At a preliminary hearing today, a UK judge agreed to hear new evidence in Charlie Gard’s case on Thursday. His parents have 48 hours – until 2:00 p.m. on Wednesday – to provide this evidence to the court.
“Ten percent,” Charlie’s mother, Connie Yates, said to the judge, Mr. Justice Francis, of her son’s chances at dramatic improvement. “You would [let him live] if it was your son, wouldn’t you?”
There has been a lengthy legal battle over whether Great Ormond Street Hospital or Charlie’s parents have the right to decide on his treatment, with the former trying to pull the baby’s life support and the latter wanting to move him elsewhere for experimental treatment. English courts and the European Court of Human Rights both sided with the hospital even though Charlie’s parents, Chris Gard and Connie Yates, have raised more than $1 million from private donations to transfer him to the U.S.
After worldwide outcry, including from Pope Francis and President Trump, Great Ormond Street Hospital asked the High Court to reconsider “fresh evidence” in the case. However, it maintains its stance that Charlie should be removed from life support against his parents’ wishes.
International human rights activist Rev. Patrick Mahoney, who is helping Charlie’s parents, posted on Facebook on Monday that Great Ormond Street Hospital requested in court that the case be dismissed. But Francis “has set a full hearing to decide Charlie’s future this Thursday based on new evidence,” Mahoney said.
Francis, who originally sided with the hospital, said he would be “delighted” to reverse his decision.
“I don’t think there’s anyone involved who wouldn’t want to save Charlie,” said Francis. “I am at one with the 350,000” people who signed a pro-Charlie petition delivered to Great Ormond Street Hospital Sunday. He also said he must “decide this case not on the basis of tweets, not on the basis of what might be said in the press, or to the press.”
The new evidence from Charlie’s parents must include information about “when it was published” and “when it became available to them.”

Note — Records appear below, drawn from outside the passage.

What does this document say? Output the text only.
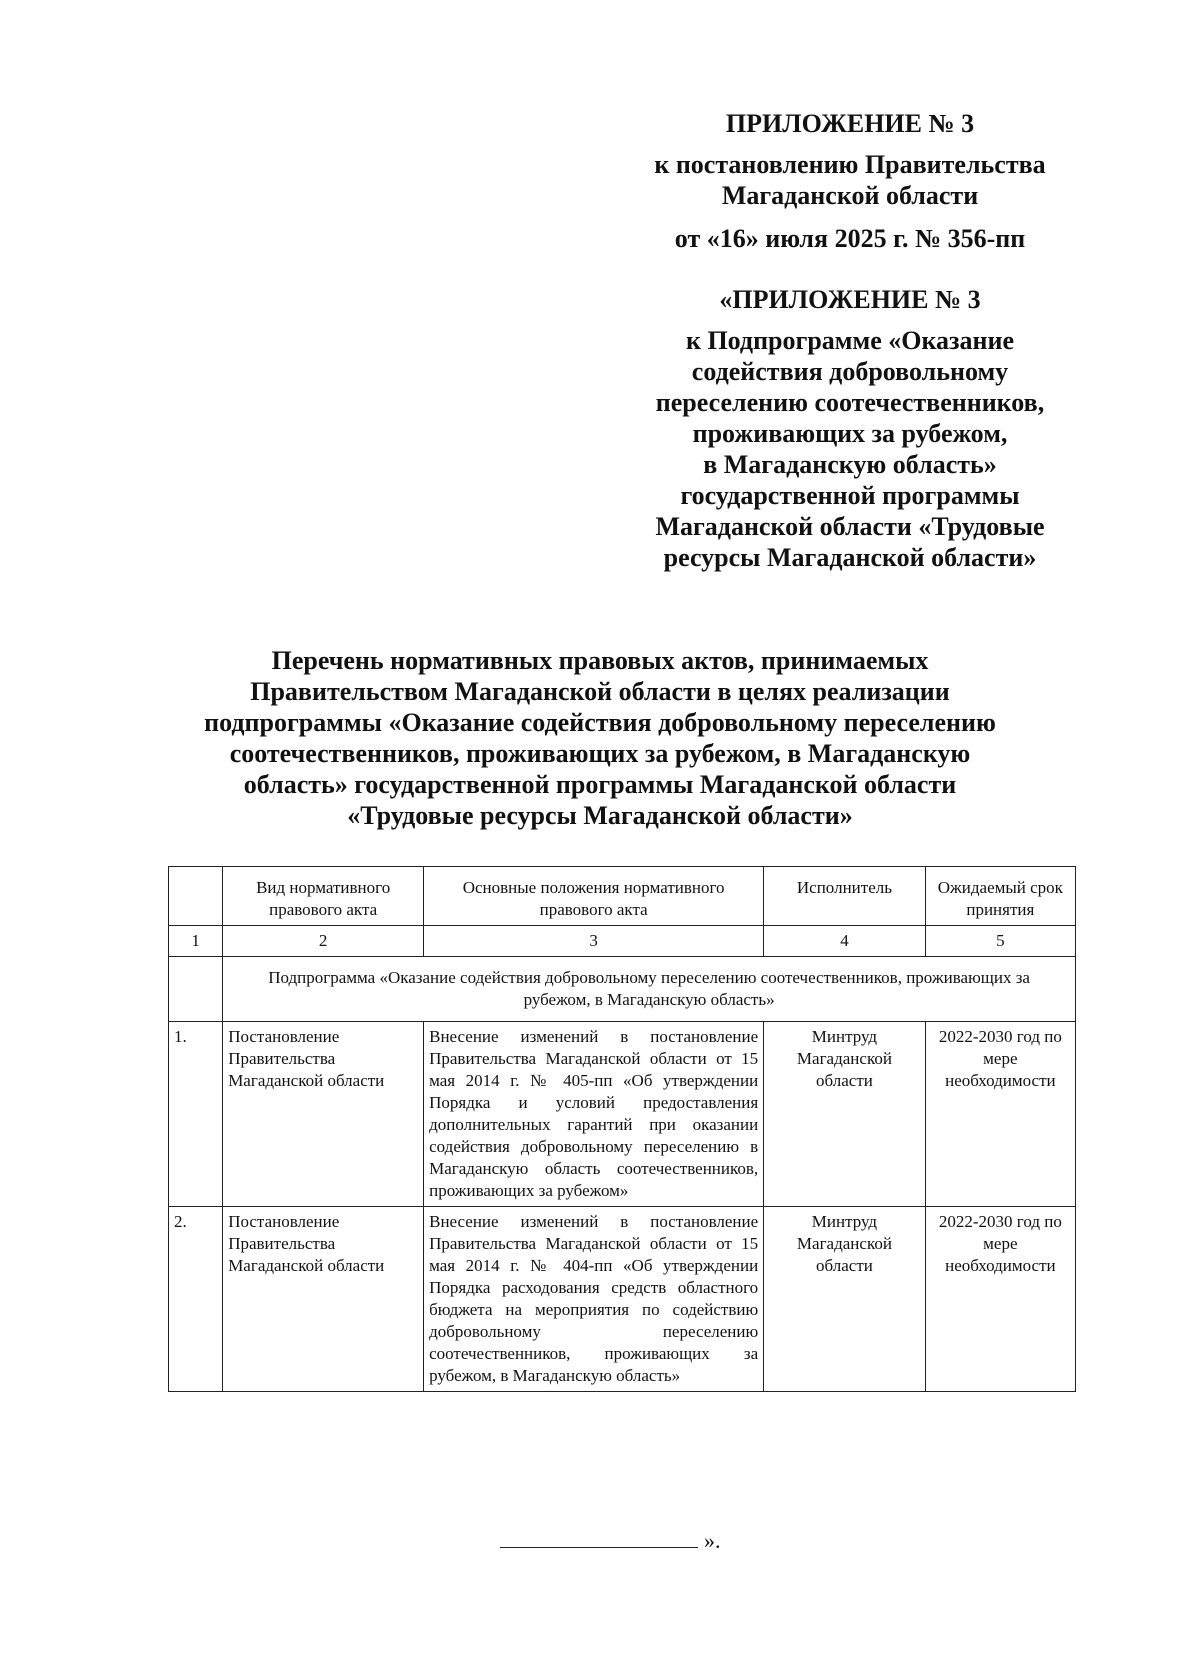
ПРИЛОЖЕНИЕ № 3
к постановлению Правительства
Магаданской области
от «16» июля 2025 г. № 356-пп
«ПРИЛОЖЕНИЕ № 3
к Подпрограмме «Оказание
содействия добровольному
переселению соотечественников,
проживающих за рубежом,
в Магаданскую область»
государственной программы
Магаданской области «Трудовые
ресурсы Магаданской области»
Перечень нормативных правовых актов, принимаемых
Правительством Магаданской области в целях реализации
подпрограммы «Оказание содействия добровольному переселению
соотечественников, проживающих за рубежом, в Магаданскую
область» государственной программы Магаданской области
«Трудовые ресурсы Магаданской области»
	Вид нормативного правового акта	Основные положения нормативного правового акта	Исполнитель	Ожидаемый срок принятия
1	2	3	4	5
	Подпрограмма «Оказание содействия добровольному переселению соотечественников, проживающих за рубежом, в Магаданскую область»			
1.	Постановление Правительства Магаданской области	Внесение изменений в постановление Правительства Магаданской области от 15 мая 2014 г. № 405-пп «Об утверждении Порядка и условий предоставления дополнительных гарантий при оказании содействия добровольному переселению в Магаданскую область соотечественников, проживающих за рубежом»	Минтруд Магаданской области	2022-2030 год по мере необходимости
2.	Постановление Правительства Магаданской области	Внесение изменений в постановление Правительства Магаданской области от 15 мая 2014 г. № 404-пп «Об утверждении Порядка расходования средств областного бюджета на мероприятия по содействию добровольному переселению соотечественников, проживающих за рубежом, в Магаданскую область»	Минтруд Магаданской области	2022-2030 год по мере необходимости
».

Francis said it would take “drastic” evidence for him to undo his original ruling that Charlie should be removed from life support.
Great Ormond Street Hospital only brought the case back to court because if it didn’t, it could have faced possible “judicial review.” But, it asked today for the case to be dismissed. The hospital maintains that Charlie should not be allowed to be transferred elsewhere for treatment.
Katie Gollop, a laywer for the hospital, “said she had seen nothing that could be called new evidence,” according to The Guardian. She said “that her client had only asked for a new hearing because of the letter from the seven doctors sent from the Vatican children’s hospital and also one from the parents’ solicitor threatening it with judicial review if it did not consider new evidence.”
During today’s court proceeding, Chris asked Gollop when Great Ormond Street is “going to stop lying.” ABC News described this as an interruption.
Gollop has previously argued that the reason Charlie’s life support should be unplugged is because if it’s not, he will remain in a “condition of existence” that doesn’t benefit him.
“The significant harm is a condition of existence which is offering the child no benefit,” she said. “It is inhuman to permit that condition to continue.”
Connie says her son is “not in pain and suffering.” On Sunday, Chris refuted the media myth that Charlie has “catastrophic brain damage.”